Ce qui signifie, simplement, la violation pure et simple des dispositions de la loi portant code des marchés publics de la Mauritanie adoptée par ses deux chambres parlementaires (l’Assemblée Nationale et le Sénat) et promulguée par le président de la République.
Contrats mal exécutés
En ce qui concerne la deuxième étape : (Après la signature du contrat): Souvent, les spécifications stipulées dans les cahiers des charges ne sont pas remplies par les cocontractants, bien entendu, ouvrant la porte à la corruption. Ici, intervient l’implication directe de l'autorité qui est la principale responsable de la confirmation de la bonne exécution des contrats bien que les commissions de passation et de contrôle envoient des représentants qui assistent à toutes les réceptions en tant qu’observateurs.
C'est la raison pour laquelle au cours de ces dernières années, nous pouvons largement constater que les contrats touchant les infrastructures de base ont été, souvent, mal exécutés voire sabotés. D’ailleurs, ils constituent l’épicentre et la nurserie du gaspillage des fonds publics.
Conclusions :
1. En ce qui concerne les contrats par entente directe, si la procédure a été suivie, la responsabilité incombe à la commission nationale de contrôle des marchés publics, seule habilitée à autoriser un tel mode de conclusion de contrat, en vertu de la loi.
2. Tout contrat par entente directe non autorisé par la commission nationale de contrôle des marchés publics est nul et non avenu. L’autorité contractante doit en répondre devant la loi.
3. Tout contrat par entente directe justifiée mais ayant fait l’objet d’une surfacturation exorbitante, sa responsabilité incombe à la commission nationale de contrôle des marchés publics, à la commission de passation des marchés et au cocontractant.
4. La responsabilité de tous les avenants aux contrats incombe directement à la commission nationale de contrôle des marchés publics, seule habilitée à les autoriser en vertu de l’article 51 : ‘’ Avenants :…. La passation d’un avenant est soumise à l’autorisation préalable de la Commission de Contrôle des Marchés Publics compétente’’.

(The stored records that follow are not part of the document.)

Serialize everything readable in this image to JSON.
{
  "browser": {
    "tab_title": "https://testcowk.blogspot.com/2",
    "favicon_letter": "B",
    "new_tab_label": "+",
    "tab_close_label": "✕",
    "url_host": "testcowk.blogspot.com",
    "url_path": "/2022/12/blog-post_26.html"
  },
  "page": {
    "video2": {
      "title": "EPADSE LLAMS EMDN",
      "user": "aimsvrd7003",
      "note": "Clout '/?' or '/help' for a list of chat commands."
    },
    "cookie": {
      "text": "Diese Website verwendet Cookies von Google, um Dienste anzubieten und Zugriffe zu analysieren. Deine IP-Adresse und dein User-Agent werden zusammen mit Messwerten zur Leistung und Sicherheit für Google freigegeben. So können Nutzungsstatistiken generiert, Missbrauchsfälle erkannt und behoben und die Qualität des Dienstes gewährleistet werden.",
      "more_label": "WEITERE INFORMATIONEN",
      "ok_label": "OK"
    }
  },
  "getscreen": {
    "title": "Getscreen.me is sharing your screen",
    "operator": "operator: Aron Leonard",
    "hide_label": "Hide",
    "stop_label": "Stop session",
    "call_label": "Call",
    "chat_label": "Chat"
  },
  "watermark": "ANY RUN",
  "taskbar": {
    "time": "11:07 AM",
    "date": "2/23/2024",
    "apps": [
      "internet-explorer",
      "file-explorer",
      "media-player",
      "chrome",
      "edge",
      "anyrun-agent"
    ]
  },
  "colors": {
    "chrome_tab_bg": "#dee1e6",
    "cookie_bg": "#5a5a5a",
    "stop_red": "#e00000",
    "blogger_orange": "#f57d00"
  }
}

5. Le président de la République et les membres de son gouvernement sont responsables devant la loi si l'un d'eux ordonne explicitement de mettre en œuvre un contrat en dehors de toute procédure réglementaire ou exerce son autorité sur les organes en charge des marchés publics pour obtenir une exception ou met en péril les intérêts stratégiques du pays ou profite de son poste pour que ses proches bénéficient des contrats ou s'il détient des intérêts directs ou indirect avec les cocontractants.
6. Il est clair que toutes les irrégularités et les actes de corruptions ne peuvent avoir lieu sans la complicité des cocontractants. En réalité, ce sont eux qui se sont enrichis aux dépens de l'argent des contribuables et des fonds publics.
7. L'absence, jusqu’ici, de la comparution des anciens présidents de la commission nationale de contrôle des marchés publics dont l'un a été démis de ses fonctions il y a quelques mois et l'autre qui est l'actuel président de l'Autorité de régulation des marchés publics, donne l’impression que la Commission d'enquête parlementaire manque d'expertise dans la mission qui lui est confiée.
En fin de compte, il convient de rappeler que le président de la République dirige le pays par son gouvernement et les hauts fonctionnaires qui doivent être interrogés dans les limites de leurs pouvoirs. Toutefois, il n’échappe à personne la façon dont l'État a été géré. On reconnait que la tache de cette commission d’enquête n’est pas facile et se trouve parfois compliquée par la nature opaque de notre administration. Pour cette raison, il faut nécessairement du professionnalisme et du talent pour extraire la vérité et la faire connaitre. A défaut de ces qualités cette enquête ressemblera à un règlement de comptes.